Os seus guerreiros, furioso, conduziu
até o local, passado o meio-dia;
a macacada ainda mais se divertia:
nenhum deles prender se conseguia!...
Mas foi então com Nzame se queixar,
o qual era um feiticeiro poderoso,
que aos macacos atraiu com sua magia
e após descompostura lhes passar, (*)
por intermédio de um feitiço majestoso,
determinou que trabalhassem todo dia!
(*) Repreensão.
Porém macacos são desavergonhados
e embora andassem até a plantação,
nada faziam que tivesse correção
e até arrancavam as plantas dos coitados!
Mesmo por força da magia condenados,
fugir tentavam, armavam confusão
e os trabalhadores, cheios de razão,
foram pedir que fossem dispensados!
OS MACACOS PREGUIÇOSOS II
Ituki, o chefe, ainda estava ressentido
e cansado de escutar queixas constantes,
sem resultados ter obtido dantes,
foi ter com Nzame, um novo plano concebido.
Um banquete prepararam, bem sortido,
com alimentos mais do que bastantes
e quantidades de vinho embriagantes:
pelo perfume cada mono foi trazido...
Ituki mandou pôr erva dormideira
misturada dos vinhos nas cabaças...
Como reserva posta a um canto parecia,
enquanto o povo fingia estar de bebedeira;
e a macacada, pensando fazer traças,
todo o vinho preparado assim bebia!...
Assim, pensando só estar emborrachados,
numa soneira caíram, bem depressa!
O chefe, vendo o sucesso de sua peça,
mandou a todos deixar bem amarrados...
Algumas horas depois, já despertados,
mandou a turma chicotear à beça,
que o mal que haviam feito não se esqueça,
pondo de novo a trabalhar os malcriados!
Mas que nada! Fingiam estar doentes,
em resultado de tantas chicotadas,
a chorar e a gemer de causar dó!...
Mesmo levando outras lambadas bem frequentes
quaisquer tarefas deixavam estragadas,
todas as plantas arrastando pelo pó!...
E com seus gritos faziam tal zoeira,
sempre berrando os piores desaforos,
as palavras mais imundos nos seus coros,
mantendo a gente acordada a noite inteira!
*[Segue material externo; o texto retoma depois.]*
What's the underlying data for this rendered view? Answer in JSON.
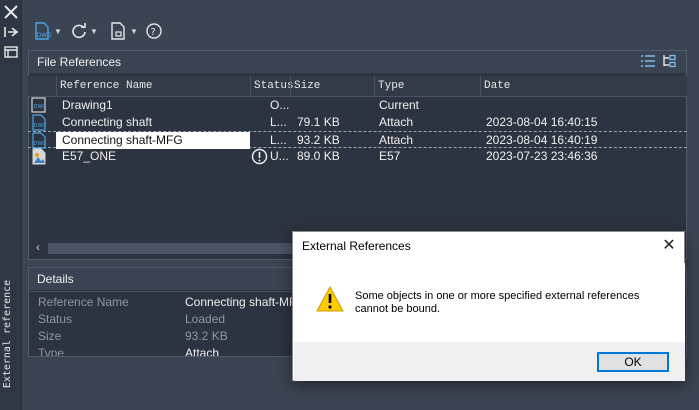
{
  "palette": {
    "title": "External reference"
  },
  "toolbar": {
    "attach_icon_label": "DWG",
    "help_icon_label": "?"
  },
  "file_references": {
    "header": "File References",
    "columns": [
      "Reference Name",
      "Status",
      "Size",
      "Type",
      "Date"
    ],
    "rows": [
      {
        "name": "Drawing1",
        "status": "O...",
        "size": "",
        "type": "Current",
        "date": ""
      },
      {
        "name": "Connecting shaft",
        "status": "L...",
        "size": "79.1 KB",
        "type": "Attach",
        "date": "2023-08-04 16:40:15"
      },
      {
        "name": "Connecting shaft-MFG",
        "status": "L...",
        "size": "93.2 KB",
        "type": "Attach",
        "date": "2023-08-04 16:40:19"
      },
      {
        "name": "E57_ONE",
        "status": "U...",
        "size": "89.0 KB",
        "type": "E57",
        "date": "2023-07-23 23:46:36"
      }
    ],
    "scroll_left": "‹"
  },
  "details": {
    "header": "Details",
    "fields": [
      {
        "label": "Reference Name",
        "value": "Connecting shaft-MFG"
      },
      {
        "label": "Status",
        "value": "Loaded"
      },
      {
        "label": "Size",
        "value": "93.2 KB"
      },
      {
        "label": "Type",
        "value": "Attach"
      }
    ]
  },
  "dialog": {
    "title": "External References",
    "message": "Some objects in one or more specified external references cannot be bound.",
    "ok_label": "OK",
    "close_glyph": "✕"
  }
}
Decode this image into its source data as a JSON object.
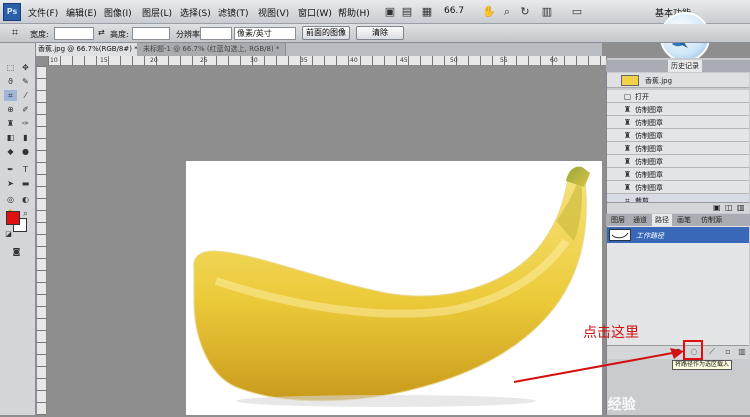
{
  "app": {
    "logo": "Ps",
    "workspace": "基本功能",
    "zoom": "66.7"
  },
  "menu": [
    "文件(F)",
    "编辑(E)",
    "图像(I)",
    "图层(L)",
    "选择(S)",
    "滤镜(T)",
    "视图(V)",
    "窗口(W)",
    "帮助(H)"
  ],
  "options": {
    "width_label": "宽度:",
    "height_label": "高度:",
    "res_label": "分辨率:",
    "units": "像素/英寸",
    "front_image": "前面的图像",
    "clear": "清除"
  },
  "tabs": [
    {
      "label": "香蕉.jpg @ 66.7%(RGB/8#) *"
    },
    {
      "label": "未标题-1 @ 66.7% (红蓝勾选上, RGB/8) *"
    }
  ],
  "ruler": [
    "10",
    "15",
    "20",
    "25",
    "30",
    "35",
    "40",
    "45",
    "50",
    "55",
    "60"
  ],
  "history": {
    "tabs": [
      "历史记录"
    ],
    "snapshot": "香蕉.jpg",
    "items": [
      "打开",
      "仿制图章",
      "仿制图章",
      "仿制图章",
      "仿制图章",
      "仿制图章",
      "仿制图章",
      "仿制图章",
      "裁剪"
    ]
  },
  "paths": {
    "tabs": [
      "图层",
      "通道",
      "路径",
      "画笔",
      "仿制源"
    ],
    "item": "工作路径",
    "tooltip": "将路径作为选区载入"
  },
  "annotation": "点击这里",
  "watermark": "Bai 经验",
  "colors": {
    "foreground": "#e01010",
    "background": "#ffffff",
    "highlight": "#e01010"
  }
}
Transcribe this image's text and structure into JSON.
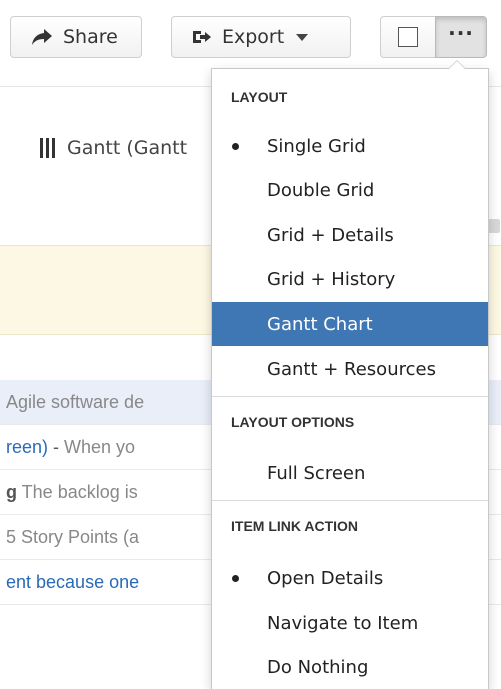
{
  "toolbar": {
    "share_label": "Share",
    "export_label": "Export"
  },
  "view": {
    "gantt_tab_label": "Gantt (Gantt"
  },
  "rows": [
    {
      "parts": [
        {
          "text": "Agile software de",
          "style": "gray"
        }
      ]
    },
    {
      "parts": [
        {
          "text": "reen)",
          "style": "blue"
        },
        {
          "text": " - ",
          "style": "dark"
        },
        {
          "text": "When yo",
          "style": "gray"
        }
      ]
    },
    {
      "parts": [
        {
          "text": "g",
          "style": "dark-bold"
        },
        {
          "text": " The backlog is",
          "style": "gray"
        }
      ]
    },
    {
      "parts": [
        {
          "text": "5 Story Points (a",
          "style": "gray"
        }
      ]
    },
    {
      "parts": [
        {
          "text": "ent because one",
          "style": "blue"
        }
      ]
    }
  ],
  "menu": {
    "layout_header": "LAYOUT",
    "layout_items": [
      "Single Grid",
      "Double Grid",
      "Grid + Details",
      "Grid + History",
      "Gantt Chart",
      "Gantt + Resources"
    ],
    "layout_selected": "Single Grid",
    "layout_highlighted": "Gantt Chart",
    "options_header": "LAYOUT OPTIONS",
    "options_items": [
      "Full Screen"
    ],
    "link_header": "ITEM LINK ACTION",
    "link_items": [
      "Open Details",
      "Navigate to Item",
      "Do Nothing"
    ],
    "link_selected": "Open Details"
  },
  "colors": {
    "highlight": "#3e77b3",
    "link_blue": "#2a6ab8",
    "notice_band": "#fcf8e3",
    "selected_row": "#e9eef9"
  }
}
Até as crianças escutando a bandalheira,
um vil fedor rebrotando de seus poros,
e disse então Nzame ao rei – esses estouros
cortar devemos de uma forma derradeira!
Assim trouxeram os bichos amarrados
e o feiticeiro afiou sua pederneira.
Pelos guerreiros tais bichos segurados,
suas línguas, uma a uma, foi cortando,
cauterizando a seguir a boca inteira,
a hemorragia bem depressa se estancando!
No outro dia, já desamarrados,
os bichos todos fugiram para o mato,
loucos de raiva por tão triste fato,
loucos de medo de serem mais marcados!
E assim foram os símios castigados
por cometerem o louco desacato
de submeterem o chefe a tal maltrato,
nunca mais por ali sendo encontrados!
E é por isso que não sabem mais falar:
embora tenham língua os descendentes,
tem muito medo que também sejam cortadas!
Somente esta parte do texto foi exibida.